U.S. economy: Steady growth following a soft landingContributor Dr. David Kelly
In 2020, the U.S. economic expansion should enter its 12th year, having successfully downshifted from 3% growth to 2% growth without falling into recession. The remarkable longevity of the expansion and a continuation of low inflation and unemployment are all significant positives. However, from an investment perspective, the outlook is far from ideal. Slow economic growth and rising wages will put pressure on margins while steady inflation should preclude a significant bond market rally. In addition, long-term returns will be challenged by the implications of a growing budget deficit and political risks of greater protectionism or higher taxation will continue to give investors plenty to worry about.
The longest U.S. economic expansion should continue in 2020
EXHIBIT 1: Length of expansions and recessions in months
Source: National Bureau of Economic Research, J.P. Morgan Asset Management. *Chart assumes current expansion started in July 2009 and continued through November 2019, lasting 125 months so far. Data are as of November 26, 2019.
The strongest part of the U.S. economy should continue to be consumer spending. Even as the lift from the 2017 tax cuts fades, household spending will be supported by good gains in wages. Over the course of 2020, we expect real disposable income to climb by roughly 2.0%, as wages continue to outpace inflation and payrolls gradually expand. Investment spending, however, will remain sluggish as businesses deal with uncertainty from ongoing trade tensions and a slow-growing global economy. In addition, inventories should grow more slowly, dragging on GDP growth, while trade and government spending should have more neutral effects.
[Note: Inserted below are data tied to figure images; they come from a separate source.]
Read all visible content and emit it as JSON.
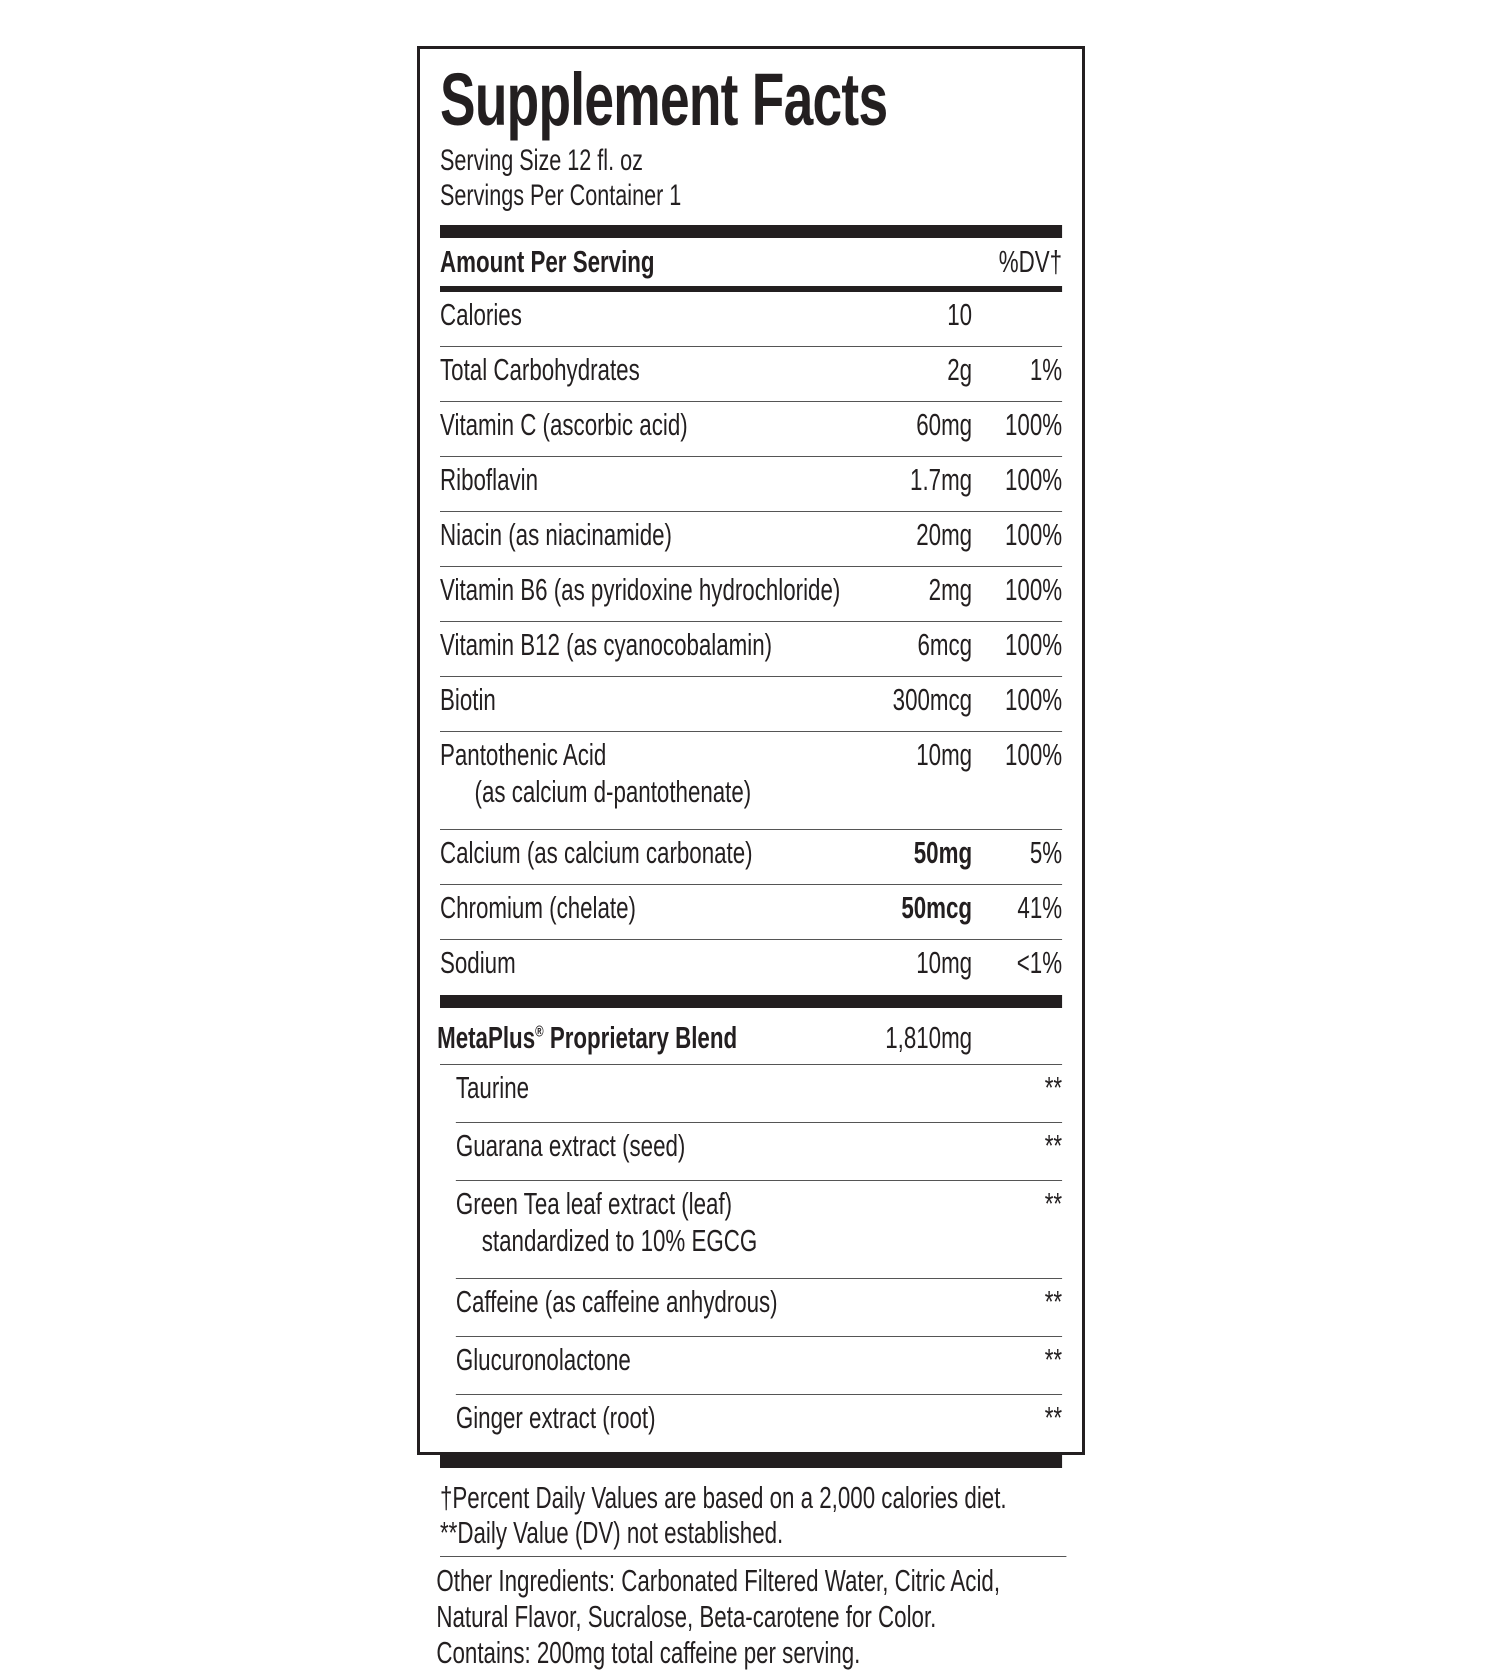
{
  "title": "Supplement Facts",
  "serving_size": "Serving Size 12 fl. oz",
  "servings_per_container": "Servings Per Container 1",
  "header": {
    "amount": "Amount Per Serving",
    "dv": "%DV†"
  },
  "nutrients": [
    {
      "name": "Calories",
      "amount": "10",
      "dv": ""
    },
    {
      "name": "Total Carbohydrates",
      "amount": "2g",
      "dv": "1%"
    },
    {
      "name": "Vitamin C (ascorbic acid)",
      "amount": "60mg",
      "dv": "100%"
    },
    {
      "name": "Riboflavin",
      "amount": "1.7mg",
      "dv": "100%"
    },
    {
      "name": "Niacin (as niacinamide)",
      "amount": "20mg",
      "dv": "100%"
    },
    {
      "name": "Vitamin B6 (as pyridoxine hydrochloride)",
      "amount": "2mg",
      "dv": "100%"
    },
    {
      "name": "Vitamin B12 (as cyanocobalamin)",
      "amount": "6mcg",
      "dv": "100%"
    },
    {
      "name": "Biotin",
      "amount": "300mcg",
      "dv": "100%"
    },
    {
      "name": "Pantothenic Acid",
      "sub": "(as calcium d-pantothenate)",
      "amount": "10mg",
      "dv": "100%"
    },
    {
      "name": "Calcium (as calcium carbonate)",
      "amount": "50mg",
      "dv": "5%",
      "bold": true
    },
    {
      "name": "Chromium (chelate)",
      "amount": "50mcg",
      "dv": "41%",
      "bold": true
    },
    {
      "name": "Sodium",
      "amount": "10mg",
      "dv": "<1%"
    }
  ],
  "blend": {
    "name": "MetaPlus",
    "reg": "®",
    "suffix": " Proprietary Blend",
    "amount": "1,810mg"
  },
  "blend_items": [
    {
      "name": "Taurine",
      "dv": "**"
    },
    {
      "name": "Guarana extract (seed)",
      "dv": "**"
    },
    {
      "name": "Green Tea leaf extract (leaf)",
      "sub": "standardized to 10% EGCG",
      "dv": "**"
    },
    {
      "name": "Caffeine (as caffeine anhydrous)",
      "dv": "**"
    },
    {
      "name": "Glucuronolactone",
      "dv": "**"
    },
    {
      "name": "Ginger extract (root)",
      "dv": "**"
    }
  ],
  "footnotes": [
    "†Percent Daily Values are based on a 2,000 calories diet.",
    "**Daily Value (DV) not established."
  ],
  "other_ingredients": [
    "Other Ingredients: Carbonated Filtered Water, Citric Acid,",
    "Natural Flavor, Sucralose, Beta-carotene for Color.",
    "Contains: 200mg total caffeine per serving."
  ]
}
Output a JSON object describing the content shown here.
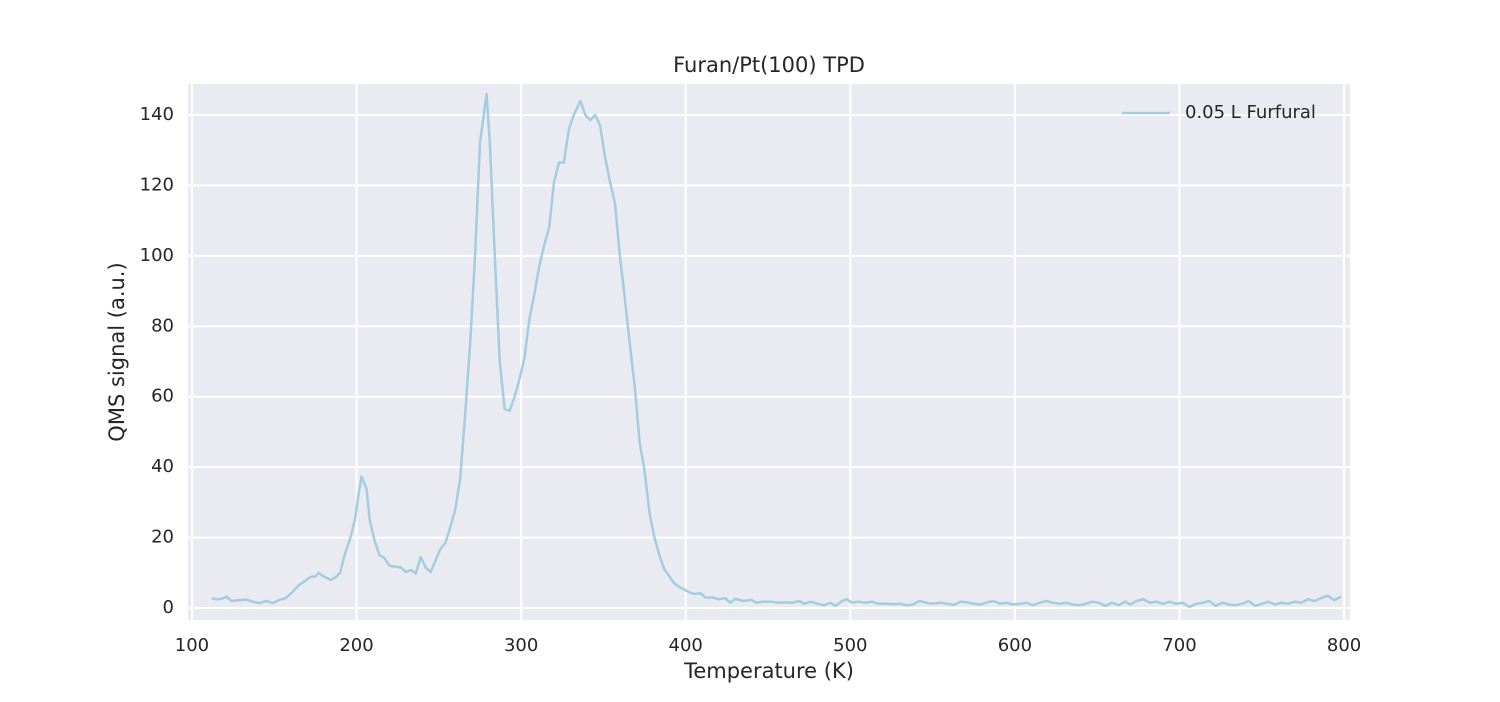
{
  "chart_data": {
    "type": "line",
    "title": "Furan/Pt(100) TPD",
    "x_label": "Temperature (K)",
    "y_label": "QMS signal (a.u.)",
    "x": [
      112,
      115,
      118,
      121,
      124,
      128,
      133,
      137,
      141,
      145,
      149,
      153,
      157,
      161,
      165,
      169,
      172,
      175,
      177,
      180,
      184,
      187,
      190,
      193,
      196,
      199,
      201,
      203,
      206,
      208,
      211,
      214,
      217,
      220,
      223,
      227,
      230,
      233,
      236,
      239,
      242,
      245,
      248,
      251,
      254,
      257,
      260,
      263,
      266,
      269,
      272,
      275,
      279,
      281,
      284,
      287,
      290,
      293,
      296,
      299,
      302,
      305,
      308,
      311,
      314,
      317,
      320,
      323,
      326,
      329,
      332,
      336,
      339,
      342,
      345,
      348,
      351,
      354,
      357,
      360,
      363,
      366,
      369,
      372,
      375,
      378,
      381,
      384,
      387,
      390,
      393,
      396,
      399,
      402,
      405,
      409,
      412,
      416,
      420,
      424,
      427,
      430,
      435,
      440,
      443,
      447,
      452,
      456,
      461,
      465,
      469,
      472,
      476,
      480,
      484,
      488,
      491,
      495,
      498,
      501,
      505,
      509,
      513,
      517,
      522,
      526,
      530,
      534,
      538,
      542,
      546,
      550,
      555,
      559,
      563,
      567,
      571,
      575,
      579,
      583,
      587,
      591,
      595,
      599,
      603,
      607,
      611,
      615,
      619,
      623,
      627,
      631,
      635,
      639,
      643,
      647,
      651,
      655,
      659,
      663,
      667,
      670,
      674,
      678,
      682,
      686,
      690,
      694,
      698,
      702,
      706,
      710,
      714,
      718,
      722,
      726,
      730,
      734,
      738,
      742,
      746,
      750,
      754,
      758,
      762,
      766,
      770,
      774,
      778,
      782,
      786,
      790,
      794,
      798
    ],
    "series": [
      {
        "name": "0.05 L Furfural",
        "color": "#a3cde0",
        "values": [
          2.8,
          2.5,
          2.6,
          3.2,
          2,
          2.2,
          2.4,
          1.8,
          1.4,
          2,
          1.4,
          2.3,
          2.8,
          4.5,
          6.5,
          7.8,
          8.8,
          9,
          10,
          9,
          8,
          8.6,
          10,
          15.5,
          19.5,
          25,
          31.5,
          37.3,
          34,
          25,
          19,
          15,
          14.2,
          12,
          11.8,
          11.5,
          10.2,
          10.8,
          9.8,
          14.5,
          11.5,
          10.2,
          13.5,
          16.8,
          18.5,
          23,
          28,
          37,
          55,
          75,
          100,
          132,
          146,
          132,
          100,
          70,
          56.5,
          56,
          60,
          65,
          71,
          82,
          89,
          97,
          103,
          108,
          121,
          126.5,
          126.5,
          136,
          140,
          144,
          140,
          138.5,
          140,
          137,
          128,
          121,
          115,
          100,
          88,
          75,
          63,
          47,
          39,
          27,
          20,
          15,
          11,
          9,
          7,
          6,
          5.3,
          4.5,
          4,
          4.2,
          3,
          3,
          2.5,
          2.8,
          1.5,
          2.6,
          2,
          2.3,
          1.5,
          1.8,
          1.8,
          1.5,
          1.6,
          1.5,
          2,
          1.2,
          1.8,
          1.2,
          0.8,
          1.5,
          0.6,
          2,
          2.5,
          1.5,
          1.8,
          1.5,
          1.8,
          1.2,
          1.2,
          1.1,
          1.2,
          0.8,
          1,
          2,
          1.5,
          1.2,
          1.5,
          1.2,
          0.9,
          1.8,
          1.6,
          1.2,
          1,
          1.6,
          2,
          1.2,
          1.5,
          1,
          1.2,
          1.5,
          0.8,
          1.5,
          2,
          1.5,
          1.2,
          1.5,
          1,
          0.8,
          1.2,
          1.8,
          1.5,
          0.6,
          1.5,
          0.8,
          1.8,
          1,
          2,
          2.5,
          1.5,
          1.8,
          1.2,
          1.8,
          1.2,
          1.5,
          0.3,
          1.2,
          1.5,
          2,
          0.6,
          1.5,
          1,
          0.8,
          1.2,
          2,
          0.6,
          1.2,
          1.8,
          1,
          1.5,
          1.2,
          1.8,
          1.5,
          2.5,
          2,
          2.8,
          3.5,
          2.2,
          3.2
        ]
      }
    ],
    "xlim": [
      97.6,
      803.6
    ],
    "ylim": [
      -3.4,
      148.8
    ],
    "xticks": [
      100,
      200,
      300,
      400,
      500,
      600,
      700,
      800
    ],
    "yticks": [
      0,
      20,
      40,
      60,
      80,
      100,
      120,
      140
    ],
    "grid": true,
    "legend_position": "upper right"
  }
}
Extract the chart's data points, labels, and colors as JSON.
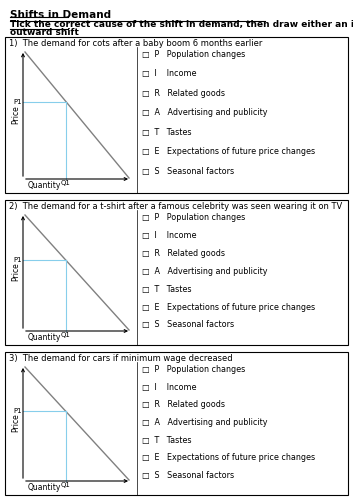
{
  "title": "Shifts in Demand",
  "subtitle_line1": "Tick the correct cause of the shift in demand, then draw either an inward shift or an",
  "subtitle_line2": "outward shift",
  "questions": [
    "1)  The demand for cots after a baby boom 6 months earlier",
    "2)  The demand for a t-shirt after a famous celebrity was seen wearing it on TV",
    "3)  The demand for cars if minimum wage decreased"
  ],
  "options": [
    "□  P   Population changes",
    "□  I    Income",
    "□  R   Related goods",
    "□  A   Advertising and publicity",
    "□  T   Tastes",
    "□  E   Expectations of future price changes",
    "□  S   Seasonal factors"
  ],
  "bg_color": "#ffffff",
  "box_color": "#000000",
  "demand_line_color": "#808080",
  "indicator_line_color": "#87CEEB",
  "title_fontsize": 7.5,
  "subtitle_fontsize": 6.5,
  "question_fontsize": 6.0,
  "option_fontsize": 5.8,
  "axis_label_fontsize": 5.5,
  "p1_q1_fontsize": 5.0
}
On balance, we believe the U.S. economy will avoid recession in 2020. The greatest risk of a downturn centers around the possibility that businesses might collectively freeze or reduce hiring, given trade uncertainty and a slow-growth outlook.
However, this is probably not quite enough to cause a recession and the historically most potent recession triggers appear less dangerous at this time.
First, long-term interest rates are unusually low for this late in an expansion. This means that neither businesses nor consumers are getting boxed out of big-ticket spending decisions because of high financing costs.
Second, the most cyclical sectors of the economy are subdued with no boom in housing, autos or capital spending. This reduces the risk of a “boom-bust” cycle pushing the economy into recession.
That being said, slow economic growth should translate into slow employment growth, with monthly job gains of roughly 130,000 in 2020 compared to 170,000 in 2019 and over 220,000 in 2018. Very low labor force growth implies that even this reduced pace of job growth should be consistent with a gradual tightening of the labor market, with the unemployment rate falling to 3.3% in the fourth quarter of 2020 from 3.5% a year earlier. Despite this, wage growth will likely remain steady at between 3.0% and 3.5% year-over-year, as the pressure of tightening labor markets meets a concerted corporate effort to maintain margins.
Both the unemployment rate and wage growth should be steady in 2020
EXHIBIT 2: Civilian unemployment rate and year-over-year growth in average hourly earnings, percent
Source: Bureau of Labor Statistics, J.P. Morgan Asset Management. Data are as of November 26, 2019.
All of this should result in low and steady inflation, with the core consumption deflator gradually moving up to a 2.0% year-over-year gain from its recent pace of 1.7%. Profits should also grow at only a low single-digit pace from a very elevated level, as corporations get squeezed by a steady rise in compensation and sluggish markets.
Finally, Washington will both impact and be impacted by the economy in 2020. Despite signs of de-escalation in the trade war, the threat of tariff hikes will likely remain through 2020, reducing exports, imports and investment spending. With regard to the 2020 U.S. elections, because of the early stacking of primaries, it should be easy to predict the Democratic nominee for president by March 17. Investors will be interested in this candidate’s proposals on corporate taxation, regulation and health care.
Much of the year will be spent handicapping the November election both with regard to the race for the presidency and control of Congress. A divided government is the most likely outcome. However, one party controlling the White House, the House of Representatives and the Senate could bring more radical policy change. Finally, fiscal 2020 will see the budget deficit exceed $1 trillion for the first time since 2012, and financing this deficit may put some extra strain on the bond market.